Harry waited for the signal from the Trident.

The strobe kept flashing.

“It is okay?” she repeated. “Oui?”

A green ALL CLEAR finally appeared in his HUD.

“Oui,” he answered. “Lock and load, gentlemen. And mademoiselle, of course.”

Claudel smiled brilliantly as she prepped her old Sten gun with a metallic kerrchunk. Her white teeth and bright green eyes were quite arresting, even in the red light of the cabin. Harry checked himself, grinding down on a spark of attraction. He normally didn’t feel like getting a leg over until well after an op.
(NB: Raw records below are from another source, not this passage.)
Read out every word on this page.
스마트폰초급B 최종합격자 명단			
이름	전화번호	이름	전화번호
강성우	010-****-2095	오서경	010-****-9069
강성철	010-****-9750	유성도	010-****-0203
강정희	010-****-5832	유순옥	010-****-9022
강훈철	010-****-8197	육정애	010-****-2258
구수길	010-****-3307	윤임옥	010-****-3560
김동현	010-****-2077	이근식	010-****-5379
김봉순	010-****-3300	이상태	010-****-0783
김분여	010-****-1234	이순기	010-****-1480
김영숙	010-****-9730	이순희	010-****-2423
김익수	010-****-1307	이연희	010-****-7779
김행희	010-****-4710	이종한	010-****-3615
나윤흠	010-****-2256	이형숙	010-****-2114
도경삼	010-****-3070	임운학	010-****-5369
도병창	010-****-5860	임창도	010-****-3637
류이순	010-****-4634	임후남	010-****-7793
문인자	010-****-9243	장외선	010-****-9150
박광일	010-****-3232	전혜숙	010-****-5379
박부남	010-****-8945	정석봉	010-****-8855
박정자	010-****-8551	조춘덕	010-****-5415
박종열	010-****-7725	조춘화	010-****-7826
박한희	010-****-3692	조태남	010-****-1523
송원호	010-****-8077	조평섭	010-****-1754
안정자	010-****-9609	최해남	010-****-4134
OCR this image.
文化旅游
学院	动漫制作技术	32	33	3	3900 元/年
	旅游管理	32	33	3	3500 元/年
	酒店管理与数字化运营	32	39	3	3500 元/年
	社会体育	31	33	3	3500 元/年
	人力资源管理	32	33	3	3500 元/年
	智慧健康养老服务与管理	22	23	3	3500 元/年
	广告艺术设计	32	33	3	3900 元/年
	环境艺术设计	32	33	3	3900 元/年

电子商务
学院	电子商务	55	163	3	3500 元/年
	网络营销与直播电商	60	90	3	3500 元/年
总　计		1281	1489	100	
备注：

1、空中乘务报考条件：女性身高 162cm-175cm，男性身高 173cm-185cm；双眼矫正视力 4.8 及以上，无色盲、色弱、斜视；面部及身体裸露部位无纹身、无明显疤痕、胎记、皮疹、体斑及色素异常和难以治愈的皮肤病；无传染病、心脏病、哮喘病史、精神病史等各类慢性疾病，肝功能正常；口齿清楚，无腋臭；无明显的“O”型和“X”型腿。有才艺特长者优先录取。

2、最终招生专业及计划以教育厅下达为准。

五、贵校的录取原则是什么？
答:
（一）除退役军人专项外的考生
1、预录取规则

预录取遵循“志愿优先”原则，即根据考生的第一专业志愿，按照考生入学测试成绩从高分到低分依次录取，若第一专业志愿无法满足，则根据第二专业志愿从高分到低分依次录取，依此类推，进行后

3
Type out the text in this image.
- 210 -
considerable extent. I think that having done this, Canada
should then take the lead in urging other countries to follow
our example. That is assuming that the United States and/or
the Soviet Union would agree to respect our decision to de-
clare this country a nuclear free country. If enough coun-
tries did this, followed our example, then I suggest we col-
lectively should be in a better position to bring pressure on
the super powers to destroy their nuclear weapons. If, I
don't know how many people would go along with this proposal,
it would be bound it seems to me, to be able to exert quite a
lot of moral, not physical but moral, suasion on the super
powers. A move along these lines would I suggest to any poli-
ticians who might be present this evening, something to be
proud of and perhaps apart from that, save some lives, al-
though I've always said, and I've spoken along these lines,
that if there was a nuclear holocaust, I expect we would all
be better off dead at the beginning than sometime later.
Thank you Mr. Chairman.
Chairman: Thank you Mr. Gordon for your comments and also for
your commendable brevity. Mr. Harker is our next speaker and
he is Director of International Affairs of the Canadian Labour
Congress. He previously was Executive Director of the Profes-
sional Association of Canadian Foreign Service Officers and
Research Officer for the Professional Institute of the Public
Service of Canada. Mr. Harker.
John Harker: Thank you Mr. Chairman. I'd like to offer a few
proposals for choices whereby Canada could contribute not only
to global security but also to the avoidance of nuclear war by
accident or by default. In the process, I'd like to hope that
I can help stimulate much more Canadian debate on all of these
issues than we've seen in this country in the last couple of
But this had been happening a lot since his inserts had run out of neurochem inhibitor.

Oh well, perhaps if he lived…

“One minute.”

Suddenly they dipped and swooped to the right, leaving his stomach where it had been somewhere above them. The combat chief hit a switch, and the rear door of the Chinook opened with a slow, heavy whirring noise.

Dozens of people back in England were watching the ground below, alert for the slightest hint of a trap, but even so Harry was glad to see the chief giving it a severe eyeballing himself. That sort of attention to detail was how you got to be an old veteran rather than one of the poor fucking glorious dead.